Opção nuclear: opção econômica, ambiental e social

Publicado por Marcus Vinícius Simioni em 4 janeiro 2010 às 19:31
 

Sugiro mudanças no programa, com o objetivo de se considerar as novas perspectivas da energia nuclear, conforme as disposições no programa INPRO da Agência Internacional de Energia Atômica.

O intuito desse título não é defender a opção nuclear como única opção à geração de energia e sim defender a opção nuclear como grande alternativa para geração de energia TÉRMICA e elétrica. A diferença é sutil, mas importante: Fontes alternativas são úteis e devem ser utilizadas, quando disponíveis. No entanto, é preciso muito mais do que regime de ventos e níveis de reservatório de represas para cumprir as demandas por energia da nossa sociedade. Diminuir a demanda por energia pode ser parte da resolução do problema, desde que se trabalhe a eficiência e a redução de desperdícios. No entanto, a experiência nos diz que, havendo uma maior eficiência e desperdício zero, a economia gerada é convertida em mais consumo por se tratar de um ativo disponível na ponta da economia. É o caso análogo do cidadão que compra um carro “Flex” e, com a economia gerada no gasto de combustível, ele gasta numa longa viagem de avião.
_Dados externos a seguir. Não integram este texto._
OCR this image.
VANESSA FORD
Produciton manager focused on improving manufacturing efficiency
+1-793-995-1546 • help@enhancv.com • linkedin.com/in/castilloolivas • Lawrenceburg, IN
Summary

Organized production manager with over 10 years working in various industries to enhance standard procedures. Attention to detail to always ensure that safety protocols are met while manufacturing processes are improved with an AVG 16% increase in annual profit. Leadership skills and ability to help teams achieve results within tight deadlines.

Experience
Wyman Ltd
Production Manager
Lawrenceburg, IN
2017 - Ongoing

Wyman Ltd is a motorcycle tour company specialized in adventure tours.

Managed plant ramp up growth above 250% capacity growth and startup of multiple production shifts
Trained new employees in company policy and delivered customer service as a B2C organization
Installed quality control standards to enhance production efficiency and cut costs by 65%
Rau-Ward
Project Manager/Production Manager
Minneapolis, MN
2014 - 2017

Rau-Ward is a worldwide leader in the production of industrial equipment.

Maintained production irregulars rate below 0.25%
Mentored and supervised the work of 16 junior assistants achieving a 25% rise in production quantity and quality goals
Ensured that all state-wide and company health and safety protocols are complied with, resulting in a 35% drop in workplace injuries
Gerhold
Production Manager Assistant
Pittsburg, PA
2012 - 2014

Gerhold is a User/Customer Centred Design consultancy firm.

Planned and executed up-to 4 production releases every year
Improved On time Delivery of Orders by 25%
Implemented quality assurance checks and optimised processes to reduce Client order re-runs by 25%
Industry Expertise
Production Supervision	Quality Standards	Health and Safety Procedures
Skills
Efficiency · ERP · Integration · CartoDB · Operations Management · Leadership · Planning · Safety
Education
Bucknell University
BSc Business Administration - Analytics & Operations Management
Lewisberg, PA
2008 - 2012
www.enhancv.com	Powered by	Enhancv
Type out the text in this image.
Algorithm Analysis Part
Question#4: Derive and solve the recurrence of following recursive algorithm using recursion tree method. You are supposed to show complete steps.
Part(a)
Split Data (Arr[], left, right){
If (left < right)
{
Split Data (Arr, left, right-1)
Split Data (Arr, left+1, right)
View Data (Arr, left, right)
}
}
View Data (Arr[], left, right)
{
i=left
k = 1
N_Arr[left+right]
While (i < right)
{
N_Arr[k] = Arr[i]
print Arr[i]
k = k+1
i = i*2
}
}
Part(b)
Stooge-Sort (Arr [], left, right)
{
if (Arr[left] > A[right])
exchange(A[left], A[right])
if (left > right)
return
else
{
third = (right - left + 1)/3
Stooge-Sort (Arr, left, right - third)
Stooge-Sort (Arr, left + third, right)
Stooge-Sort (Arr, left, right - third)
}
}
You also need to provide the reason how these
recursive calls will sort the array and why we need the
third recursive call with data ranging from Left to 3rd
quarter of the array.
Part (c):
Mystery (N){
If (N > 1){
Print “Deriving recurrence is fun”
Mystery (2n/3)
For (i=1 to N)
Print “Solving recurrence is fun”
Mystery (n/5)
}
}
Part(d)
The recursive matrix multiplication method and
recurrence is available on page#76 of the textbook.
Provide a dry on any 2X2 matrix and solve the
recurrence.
Num ciclo termodinâmico de potência, como é o caso de todas as termoelétricas (carvão, gás, biomassa e nuclear), parte considerável da energia deve ser rejeitada na forma de calor. Isso se deve à Segunda Lei da Termodinâmica que enuncia (enunciado de Kelvin-Planck) “é impossível para qualquer sistema operar em um ciclo termodinâmico e fornecer uma quantidade de trabalho líquida para suas vizinhanças enquanto recebe energia por transferência de calor de um único reservatório térmico”. Infere-se a partir deste enunciado que não é possível aproveitar todo o calor gerado para conversão de trabalho. Há possibilidade de se dimensionar ciclos de regeneração e recuperação de energia, contudo sempre limitado ao enunciado da 2ª Lei. Apenas 30% da energia disponibilizada pelo combustível é convertida em trabalho, o resto, 70%, é dissipado em calor.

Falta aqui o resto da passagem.